A good way to move data in and out of the container is by mounting a specific directory, e.g./home/felix/testproject to the tmp folder:

docker run --rm -it --mount type=bind,source=/home/felix/testproject,target=/tmp phusion/baseimage:0.9.22 /sbin/my_init -- bash

The standard way to create new images is by defining all installation steps in a Dockerfile. However, to share a pre-build environment with your own data it is sometimes easier to freeze the container you have build up. Your can do this by starting a base system, e.g. the phusion/baseimage mentioned above, installing all the software and data you like and exporting the container:

# find container ID:
docker ps
CONTAINER ID        IMAGE                      COMMAND                  CREATED       
c24c11050fc5        phusion/baseimage:0.9.22   "/sbin/my_init -- ..."   4 seconds ago 
# export the current state in a compressed archive:
docker export c24c11050fc5 | gzip > my_new_image.tar.gz
# import and run the image later or on a different computer:
docker import my_new_image.tar.gz my_container
docker run -it my_container /sbin/my_init -- bash

Singularity

Installation on Mac OSX requires the Vagrant and the VirtualBox system first. Instead of using the brew system often recommended, I found it better to install the dmg packages directly from the Vagrant site and the Oracle VirtualBox site.
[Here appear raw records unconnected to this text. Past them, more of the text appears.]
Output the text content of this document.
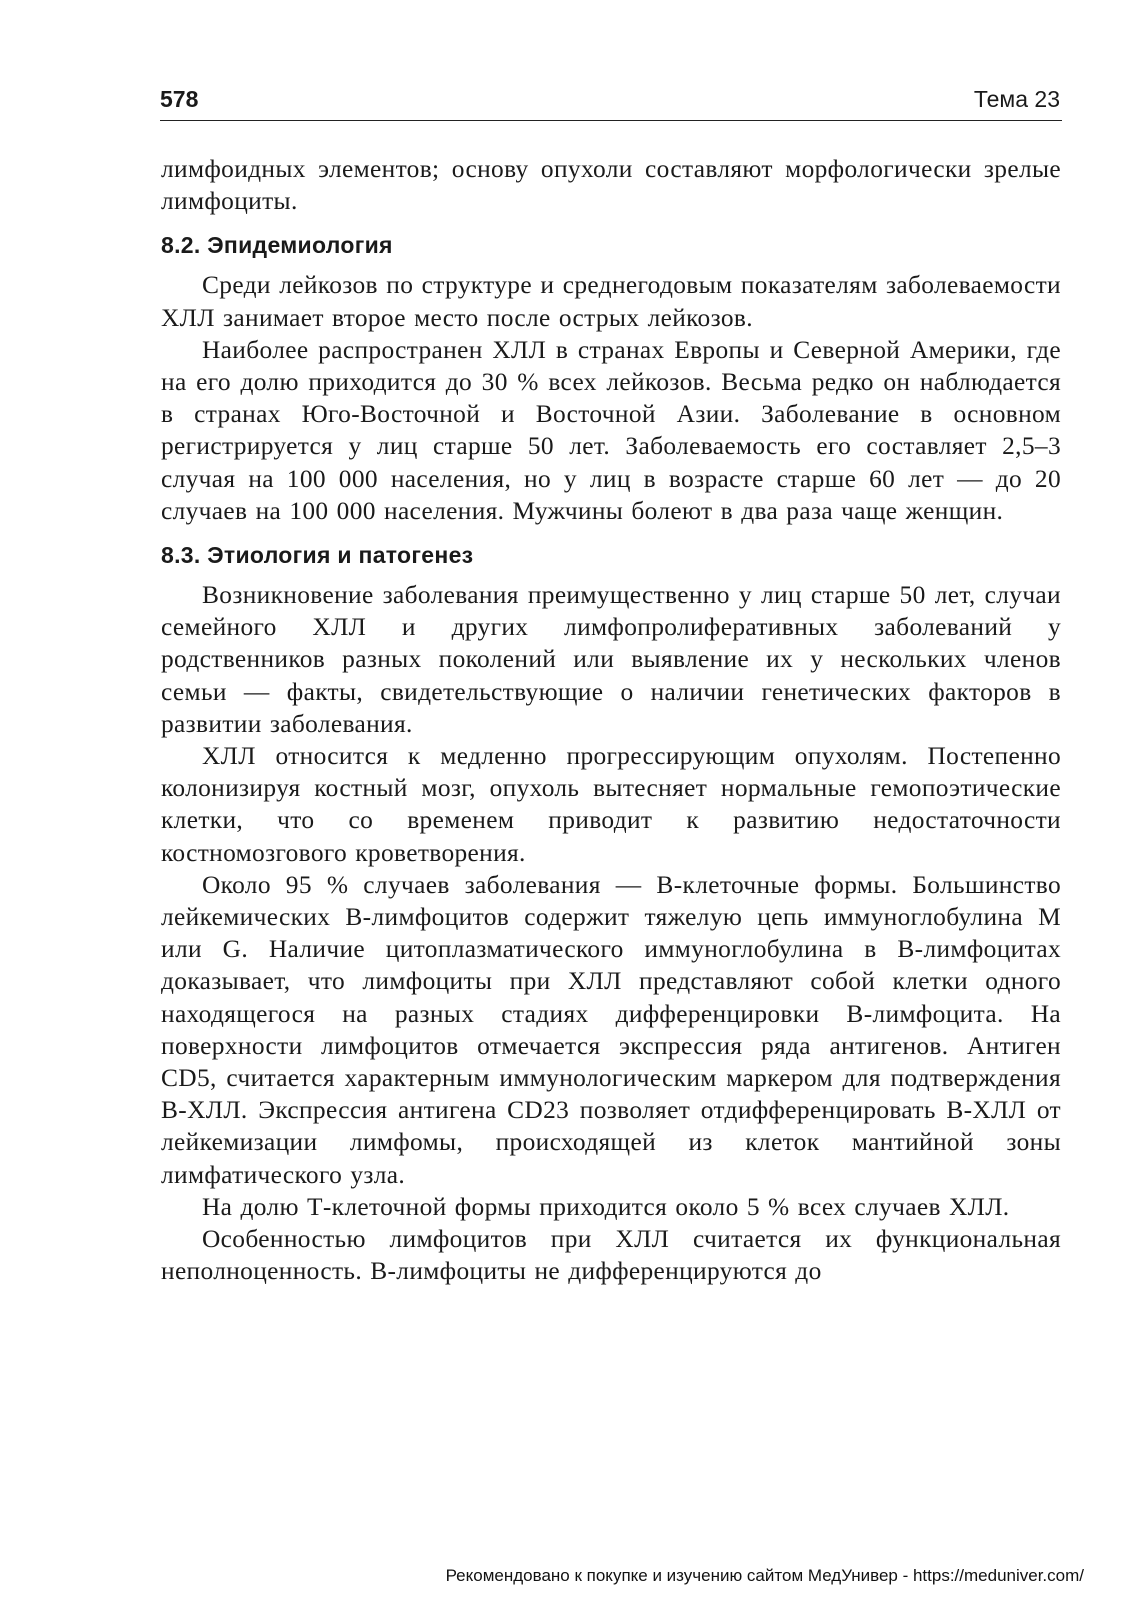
578	Тема 23

лимфоидных элементов; основу опухоли составляют морфологически зрелые лимфоциты.

8.2. Эпидемиология

Среди лейкозов по структуре и среднегодовым показателям заболеваемости ХЛЛ занимает второе место после острых лейкозов.

Наиболее распространен ХЛЛ в странах Европы и Северной Америки, где на его долю приходится до 30 % всех лейкозов. Весьма редко он наблюдается в странах Юго-Восточной и Восточной Азии. Заболевание в основном регистрируется у лиц старше 50 лет. Заболеваемость его составляет 2,5–3 случая на 100 000 населения, но у лиц в возрасте старше 60 лет — до 20 случаев на 100 000 населения. Мужчины болеют в два раза чаще женщин.

8.3. Этиология и патогенез

Возникновение заболевания преимущественно у лиц старше 50 лет, случаи семейного ХЛЛ и других лимфопролиферативных заболеваний у родственников разных поколений или выявление их у нескольких членов семьи — факты, свидетельствующие о наличии генетических факторов в развитии заболевания.

ХЛЛ относится к медленно прогрессирующим опухолям. Постепенно колонизируя костный мозг, опухоль вытесняет нормальные гемопоэтические клетки, что со временем приводит к развитию недостаточности костномозгового кроветворения.

Около 95 % случаев заболевания — В-клеточные формы. Большинство лейкемических В-лимфоцитов содержит тяжелую цепь иммуноглобулина М или G. Наличие цитоплазматического иммуноглобулина в В-лимфоцитах доказывает, что лимфоциты при ХЛЛ представляют собой клетки одного находящегося на разных стадиях дифференцировки В-лимфоцита. На поверхности лимфоцитов отмечается экспрессия ряда антигенов. Антиген CD5, считается характерным иммунологическим маркером для подтверждения В-ХЛЛ. Экспрессия антигена CD23 позволяет отдифференцировать В-ХЛЛ от лейкемизации лимфомы, происходящей из клеток мантийной зоны лимфатического узла.

На долю Т-клеточной формы приходится около 5 % всех случаев ХЛЛ.

Особенностью лимфоцитов при ХЛЛ считается их функциональная неполноценность. В-лимфоциты не дифференцируются до

Рекомендовано к покупке и изучению сайтом МедУнивер - https://meduniver.com/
Good instructions for different systems are also given here.
After installation you can start the VirtualBox Manager and set up an Ubuntu image:

# get the image:
vagrant init ubuntu/trusty64
# start the virtual machine:
vagrant up
# get to the command line:
vagrant ssh

or directly start a Singularity image with:

vagrant init singularityware/singularity-2.4
vagrant up
vagrant ssh

You can stop a VM running in the background with

vagrant halt

It is possible to use Docker images in Singularity, you can pull from the Docker hub and build a local image:

sudo singularity build phusion-singularity-image.simg docker://phusion/baseimage:0.9.22

This should get you started with containers.
Make sure to keep an eye on disk consumption, in particular Docker data seems to grow significantly in the background (See issue here)! I prefer to move Docker (the “qcow2” file) to a fast external disk.